Now define $$g : [a, c] \to \mathbb{R},~~ x \mapsto \begin{cases}g'(x) & x \leq b \\ g''(x) - g''(b) + g'(b) & x \geq b \end{cases}$$

and analogously $h$. Now $g$ and $h$ are monotone by construction, and we have $f = g - h$ on $[a, c]$. As an important note, we have $g = g'$ and $h = h'$ on $[a, b]$. We could have modified the construction to ensure $g = g''$ and $h = h''$ on $[b, c]$.

With this method of gluing together local representations of $f$, using the fact that every open covering of a compact space has a finite subcovering, we can show that $f$ is of bounded variation (in particular the difference of bounded monotone functions) on any compact interval.

Now for all $n \in \mathbb{N}$ let us inductively construct monotone $g_n, h_n : [-n, n] \to \mathbb{R}$ such that $f = g_n - h_n$ and $g_n = g_{n-1}$ and $h_n = h_{n-1}$ wherever both sides are defined. We do this by using the fact that $[-n, n] = [-n, -n+1] \cup [-n+1, n-1] \cup [n-1, n]$: construct $g_n$ and $h_n$ by extending $g_{n-1}$ and $h_{n-1}$ respectively.
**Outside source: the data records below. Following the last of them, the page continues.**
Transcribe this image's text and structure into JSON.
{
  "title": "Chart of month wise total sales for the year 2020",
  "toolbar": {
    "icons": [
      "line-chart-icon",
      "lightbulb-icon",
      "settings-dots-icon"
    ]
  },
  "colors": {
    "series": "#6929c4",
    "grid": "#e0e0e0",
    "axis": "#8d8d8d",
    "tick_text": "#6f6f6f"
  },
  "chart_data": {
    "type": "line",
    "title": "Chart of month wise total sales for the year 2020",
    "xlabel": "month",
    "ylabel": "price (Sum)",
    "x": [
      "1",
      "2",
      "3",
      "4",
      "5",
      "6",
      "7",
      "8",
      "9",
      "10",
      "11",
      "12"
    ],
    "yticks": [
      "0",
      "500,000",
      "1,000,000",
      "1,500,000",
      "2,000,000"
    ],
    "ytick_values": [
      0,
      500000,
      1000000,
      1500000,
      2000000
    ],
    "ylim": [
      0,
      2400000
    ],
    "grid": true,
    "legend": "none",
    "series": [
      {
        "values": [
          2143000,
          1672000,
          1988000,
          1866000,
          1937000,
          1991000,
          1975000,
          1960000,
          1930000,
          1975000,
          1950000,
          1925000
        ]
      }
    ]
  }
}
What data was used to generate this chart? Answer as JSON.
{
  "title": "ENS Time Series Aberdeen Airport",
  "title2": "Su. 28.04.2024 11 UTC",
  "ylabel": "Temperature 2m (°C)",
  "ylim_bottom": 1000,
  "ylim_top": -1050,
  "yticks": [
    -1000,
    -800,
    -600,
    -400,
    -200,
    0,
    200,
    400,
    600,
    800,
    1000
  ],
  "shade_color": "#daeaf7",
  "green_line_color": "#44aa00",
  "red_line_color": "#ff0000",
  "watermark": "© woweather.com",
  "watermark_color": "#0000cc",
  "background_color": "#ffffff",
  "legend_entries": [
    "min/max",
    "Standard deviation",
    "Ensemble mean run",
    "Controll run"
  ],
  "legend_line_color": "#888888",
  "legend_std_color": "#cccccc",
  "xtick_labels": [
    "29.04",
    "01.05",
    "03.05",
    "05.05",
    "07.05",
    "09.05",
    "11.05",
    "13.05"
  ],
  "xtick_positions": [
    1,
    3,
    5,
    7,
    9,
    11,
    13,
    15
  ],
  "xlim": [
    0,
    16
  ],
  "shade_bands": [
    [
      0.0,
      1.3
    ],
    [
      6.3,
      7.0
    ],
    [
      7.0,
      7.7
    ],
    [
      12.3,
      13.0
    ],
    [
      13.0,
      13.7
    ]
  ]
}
Now define $g(x) := g_n(x), h(x) := h_n(x)$ pointwise, using any $n$ for which $g_n(x)$ and $h_n(x)$ are defined. We receive monotone (but not necessarily bounded) $g, h : \mathbb{R} \to \mathbb{R}$ such that $f = g - h$.

Answer 2

Using the construction from the post you cited, we can't simply glue together the functions from different intervals because, adopting the notation from the aforementioned post, if on $[n,n+1)$ $F(x):=Var[n,x]$ then $F(n)=0$ but $F(n)$ defined on $[n-1,n)$ will not generically tend to $0$. Thus, we have to be a little careful as to how we glue the functions together, but by shifting our functions accordingly we see that this isn't much of an obstruction. In particular:

Adopting the notation from the aforementioned post, for $n\geq0$ let $$F(x)\vert_{[n,n+1)}=:F_n(x)=Var[n,x]+\sum_{i=1}^nVar[i-1,i]$$ For $n<0$ let $$F(x)\vert_{[n,n+1)}=:F_n(x)=Var[n,x]-\sum_{i=-n}^{-1}Var[i,i+1]$$.